Cinéma Octobre 2019

Atlantique (2 octobre 2019)

À Dakar, les ouvriers d’un chantier, sans salaire depuis quatre mois, décident de quitter le pays par la mer, pour gagner l’Europe. Parmi eux, Souleiman, laisse derrière lui celle qu’il aime, Ada, promise par ses parents à un autre homme.
Ce film d’une jeune réalisatrice franco-sénégalaise, Mati Diop, a reçu le grand prix au festival de Cannes, la plus haute récompense après la palme d’Or. Les jurés n’ont pas voulu s’arrêter aux quelques petits défauts, de rythme notamment, mais ont salué le traitement original de son sujet, le drame des émigrants africains, vu, d’une part, sous l’angle des femmes restées au pays et, d’autre part, sous celui des fantômes.

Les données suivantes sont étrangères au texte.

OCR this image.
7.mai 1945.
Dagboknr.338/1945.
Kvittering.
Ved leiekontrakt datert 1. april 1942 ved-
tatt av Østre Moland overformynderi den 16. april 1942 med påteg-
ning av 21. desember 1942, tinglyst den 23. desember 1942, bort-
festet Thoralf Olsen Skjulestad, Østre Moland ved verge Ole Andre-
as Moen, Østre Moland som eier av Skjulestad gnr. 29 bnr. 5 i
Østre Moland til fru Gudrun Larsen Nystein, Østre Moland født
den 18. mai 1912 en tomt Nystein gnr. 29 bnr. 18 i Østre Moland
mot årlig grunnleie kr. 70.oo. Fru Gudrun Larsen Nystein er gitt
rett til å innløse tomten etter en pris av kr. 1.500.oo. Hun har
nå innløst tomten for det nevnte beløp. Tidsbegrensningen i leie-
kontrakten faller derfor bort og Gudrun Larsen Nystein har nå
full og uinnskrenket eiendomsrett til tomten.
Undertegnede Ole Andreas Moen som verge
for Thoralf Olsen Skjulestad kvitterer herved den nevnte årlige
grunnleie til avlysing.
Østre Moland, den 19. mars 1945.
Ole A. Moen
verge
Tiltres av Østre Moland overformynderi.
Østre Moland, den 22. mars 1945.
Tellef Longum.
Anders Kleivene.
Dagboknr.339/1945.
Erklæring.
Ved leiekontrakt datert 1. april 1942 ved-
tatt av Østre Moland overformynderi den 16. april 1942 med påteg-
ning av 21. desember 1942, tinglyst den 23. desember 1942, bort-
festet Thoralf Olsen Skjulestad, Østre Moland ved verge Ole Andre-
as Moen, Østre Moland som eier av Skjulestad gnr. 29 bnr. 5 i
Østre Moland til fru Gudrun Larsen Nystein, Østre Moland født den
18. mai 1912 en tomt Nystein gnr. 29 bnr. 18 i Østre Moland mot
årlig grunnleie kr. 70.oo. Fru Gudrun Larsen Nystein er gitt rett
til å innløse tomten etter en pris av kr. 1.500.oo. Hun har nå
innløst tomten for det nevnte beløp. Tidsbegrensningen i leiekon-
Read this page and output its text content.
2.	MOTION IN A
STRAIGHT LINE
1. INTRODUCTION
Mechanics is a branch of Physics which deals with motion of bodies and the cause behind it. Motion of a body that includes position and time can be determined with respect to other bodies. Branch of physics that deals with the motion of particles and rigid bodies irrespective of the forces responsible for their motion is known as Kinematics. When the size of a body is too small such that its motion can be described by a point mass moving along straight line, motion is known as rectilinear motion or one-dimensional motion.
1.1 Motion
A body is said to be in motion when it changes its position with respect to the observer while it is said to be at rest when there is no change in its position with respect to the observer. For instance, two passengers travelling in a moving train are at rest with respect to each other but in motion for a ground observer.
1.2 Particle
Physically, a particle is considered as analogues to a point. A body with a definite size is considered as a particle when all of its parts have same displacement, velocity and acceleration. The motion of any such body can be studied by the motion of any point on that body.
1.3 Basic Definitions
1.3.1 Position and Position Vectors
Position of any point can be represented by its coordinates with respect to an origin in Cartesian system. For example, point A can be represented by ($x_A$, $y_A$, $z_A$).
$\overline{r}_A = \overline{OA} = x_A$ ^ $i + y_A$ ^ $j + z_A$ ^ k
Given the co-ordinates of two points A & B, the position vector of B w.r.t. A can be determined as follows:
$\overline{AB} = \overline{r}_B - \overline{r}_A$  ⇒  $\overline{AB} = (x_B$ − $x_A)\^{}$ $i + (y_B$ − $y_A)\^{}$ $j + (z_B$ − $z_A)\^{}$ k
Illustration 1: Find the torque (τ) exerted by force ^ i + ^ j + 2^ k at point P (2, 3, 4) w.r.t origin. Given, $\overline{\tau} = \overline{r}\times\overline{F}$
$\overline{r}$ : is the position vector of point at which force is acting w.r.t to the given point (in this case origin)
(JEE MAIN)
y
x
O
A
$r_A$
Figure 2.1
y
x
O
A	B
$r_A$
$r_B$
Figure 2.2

Après le départ de Souleiman et de ses compagnons, il n’y a plus à l’écran que les femmes ou amies des navigateurs, spécialement la jolie Ada qui n’accepte qu’à regret d’épouser le fruste Omar choisi par ses parents. Mais un incendie se déclare dans la maison de la noce, brûlant la couche nuptiale. Et voilà que les filles ont des fièvres inexplicables. Ce sont leurs hommes, péris en mer, qui viennent les rejoindre dans leurs spectres de fantômes. Mais ce sont bien les femmes qui viennent réclamer justice pour leurs hommes sans salaire. Telle est la richesse de ce film, qui, autour d’une tragédie d’émigrants, parle éloquemment de la résistance féminine face au mariage forcé et à l’injustice sociale. Un beau film appelle une belle musique, celle-ci est aussi sensible qu’efficace.

Fahim (16 octobre 2019)

Forcés de fuir leur Bangladesh natal, le jeune Fahim et son père quittent la famille pour Paris. À l’arrivée, la demande de l’asile politique est un parcours du combattant. Fahim, qui est très doué pour les échecs, rencontre Sylvain, un grand entraîneur d’échecs. Il comprend que pour éviter l’expulsion, sa meilleure chance est de devenir champion de France.
C’est à nouveau une histoire d’immigrés mais cette fois du côté du pays d’accueil, la France. On pourrait croire dans la première partie du film qu’il s’agit d’un conte, une de ces histoires de pauvre enfant tournant merveilleusement au bonheur comme L’Odyssée de Pi. On le croirait d’autant plus que le réalisateur, Pierre-François Martin-Laval, apparaît plus comme un fantaisiste que comme un dramaturge. Pourtant il s’appuie ici sur une histoire réelle, un garçon bengalais et son père qui ont vécu trois ans à la rue et qui n’ont dû qu’au don exceptionnel de Fahim pour les échecs de n’être pas expulsés de France. Le film évite le misérabilisme et les scènes sont le plus souvent gaies, notamment les tournois d’échecs. Avec Isabelle Nanty et surtout Gérard Depardieu, la tristesse a peu de chance de s’imposer. On est frappé aussi de la conjuration de tous les agents de l’État ou du monde associatif pour faciliter les choses au couple père et enfant. N’empêche que pour qui penserait que tout est offert aux immigrés, le film rétablit la vérité, en suivant fidèlement l’histoire de Fahim.